What is being proposed appears to be Hebbian learning rule and the paper does not even mention that or the Hebb network, why? By the way, Hebbian learning rule was proposed in 1949 and is one of the pioneering work that demonstrated neuron-based models are worth investigation.
Is this really just Hebbian learning? That's often stated as "cells that fire together wire together", and I can see how that can line up with FF increasing the 'goodness' of actual data. But decreasing the 'goodness' of negative data seems like a qualitatively different mechanism.
What you are saying is half truth. If a cell excites (or inhibits) another cell repeatedly enough that its ability to excite (or inhibit) that neighboring cell improves over time.
"fire together" originally meant fire in same direction, but Hebb's rule was extended quite early to mean that if some cells inhibit some others too often, wiring in that direction will get stronger.
#using the Forward-Forward algorithm to train a neural network to classify positive and negative data
#the positive data is real data and the negative data is generated by the network itself
#the network is trained to have high goodness for positive data and low goodness for negative data
#the goodness is measured by the sum of the squared activities in a layer
#the network is trained to correctly classify input vectors as positive data or negative data
#the probability that an input vector is positive is given by applying the logistic function, σ to the goodness, minus some threshold, θ
#the negative data may be predicted by the neural net using top-down connections, or it may be supplied externally
import numpy as np
# Define the activation function and its derivative
def activation(x):
return np.maximum(0, x)
def activation_derivative(x):
return 1. * (x > 0)
# Define the goodness function (the sum of the squared activities in a layer)
def goodness(x):
return np.sum(x*2)
# Define the forward pass for the positive data
def forward_pass_positive(X, W1, W2):
# Forward pass
a1 = activation(np.dot(X, W1))
a2 = activation(np.dot(a1, W2))
return a1, a2
# Define the forward pass for the negative data
def forward_pass_negative(X, W1, W2):
# Forward pass
a1 = activation(np.dot(X, W1))
a2 = activation(np.dot(a1, W2))
return a1, a2
# Define the learning rate
learning_rate = 0.01
# Define the threshold for the goodness
theta = 0.1
# Define the number of epochs
epochs = 100
# Generate the positive data
X = np.array([[0, 0, 1],
[0, 1, 1],
[1, 0, 1],
[1, 1, 1]])
# Generate the negative data
Xn = np.array([[0, 0, 0],
[0, 1, 0],
[1, 0, 0],
[1, 1, 0]])
# Perform the positive and negative passes for each epoch
for j in range(epochs):
# Forward pass for the positive data
a1, a2 = forward_pass_positive(X, W1, W2)

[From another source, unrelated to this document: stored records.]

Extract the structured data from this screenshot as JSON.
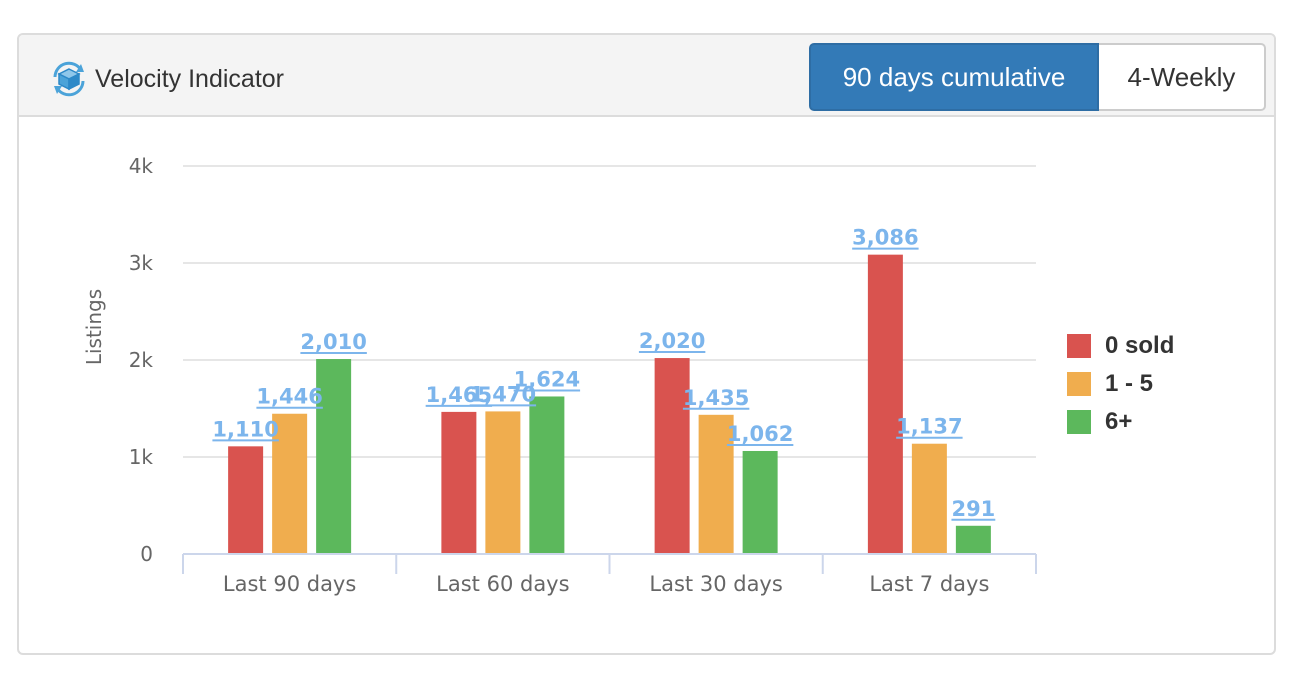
{
  "header": {
    "title": "Velocity Indicator",
    "icon": "box-refresh-icon",
    "buttons": [
      {
        "label": "90 days cumulative",
        "active": true
      },
      {
        "label": "4-Weekly",
        "active": false
      }
    ]
  },
  "colors": {
    "accent": "#337ab7",
    "data_label": "#7cb5ec",
    "grid": "#e6e6e6",
    "axis": "#ccd6eb"
  },
  "chart_data": {
    "type": "bar",
    "categories": [
      "Last 90 days",
      "Last 60 days",
      "Last 30 days",
      "Last 7 days"
    ],
    "series": [
      {
        "name": "0 sold",
        "color": "#d9534f",
        "values": [
          1110,
          1465,
          2020,
          3086
        ],
        "labels": [
          "1,110",
          "1,465",
          "2,020",
          "3,086"
        ]
      },
      {
        "name": "1 - 5",
        "color": "#f0ad4e",
        "values": [
          1446,
          1470,
          1435,
          1137
        ],
        "labels": [
          "1,446",
          "1,470",
          "1,435",
          "1,137"
        ]
      },
      {
        "name": "6+",
        "color": "#5cb85c",
        "values": [
          2010,
          1624,
          1062,
          291
        ],
        "labels": [
          "2,010",
          "1,624",
          "1,062",
          "291"
        ]
      }
    ],
    "ylabel": "Listings",
    "xlabel": "",
    "ylim": [
      0,
      4000
    ],
    "yticks": [
      0,
      1000,
      2000,
      3000,
      4000
    ],
    "ytick_labels": [
      "0",
      "1k",
      "2k",
      "3k",
      "4k"
    ],
    "grid": true,
    "legend": "right"
  }
}
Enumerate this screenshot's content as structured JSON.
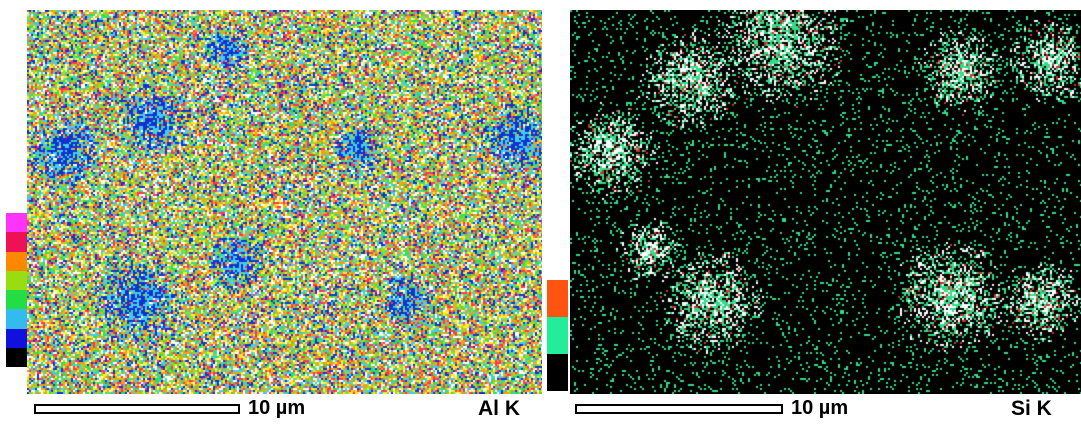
{
  "panels": [
    {
      "id": "al",
      "element_label": "Al K",
      "scale_label": "10 µm",
      "colorbar_colors": [
        "#ff33ff",
        "#ee1155",
        "#ff8800",
        "#99dd11",
        "#22dd44",
        "#33bbee",
        "#1111dd",
        "#000000"
      ],
      "map_palette": [
        "#ffffff",
        "#ff3355",
        "#ffee33",
        "#ff9911",
        "#99dd22",
        "#33dd55",
        "#44ccee",
        "#1133cc",
        "#ff44ff"
      ],
      "map_background": "#9acd6e"
    },
    {
      "id": "si",
      "element_label": "Si K",
      "scale_label": "10 µm",
      "colorbar_colors": [
        "#ff5511",
        "#22ee99",
        "#000000"
      ],
      "map_palette": [
        "#000000",
        "#33dd88",
        "#ffffff",
        "#cc3322"
      ],
      "map_background": "#000000"
    }
  ]
}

# Forward pass for the negative data
a1n, a2n = forward_pass_negative(Xn, W1, W2)
# Calculate the goodness for the positive data
g1 = goodness(a1)
g2 = goodness(a2)
# Calculate the goodness for the negative data
g1n = goodness(a1n)
g2n = goodness(a2n)
# Calculate the probability that the input vector is positive data
p1 = 1/(1 + np.exp(-(g1 - theta)))
p2 = 1/(1 + np.exp(-(g2 - theta)))
# Calculate the probability that the input vector is negative data
p1n = 1/(1 + np.exp(-(g1n - theta)))
p2n = 1/(1 + np.exp(-(g2n - theta)))
# Calculate the error for the positive data
error2 = p2 - 1
error1 = p1 - 1
# Calculate the error for the negative data
error2n = p2n - 0
error1n = p1n - 0
# Calculate the delta for the positive data
delta2 = error2 * activation_derivative(a2)
delta1 = error1 * activation_derivative(a1)
# Calculate the delta for the negative data
delta2n = error2n * activation_derivative(a2n)
delta1n = error1n * activation_derivative(a1n)
# Calculate the change in the weights for the positive data
dW2 = learning_rate * a1.T.dot(delta2)
dW1 = learning_rate * X.T.dot(delta1)
# Calculate the change in the weights for the negative data
dW2n = learning_rate * a1n.T.dot(delta2n)
dW1n = learning_rate * Xn.T.dot(delta1n)
# Update the weights for the positive data
W2 += dW2
W1 += dW1
# Update the weights for the negative data
W2 += dW2n
W1 += dW1n
It doesn't seem to work, the update rule seems wrong, but I'll look tomorrow. (Still reading the paper). Thanks for that, debugging a piece of code is educational!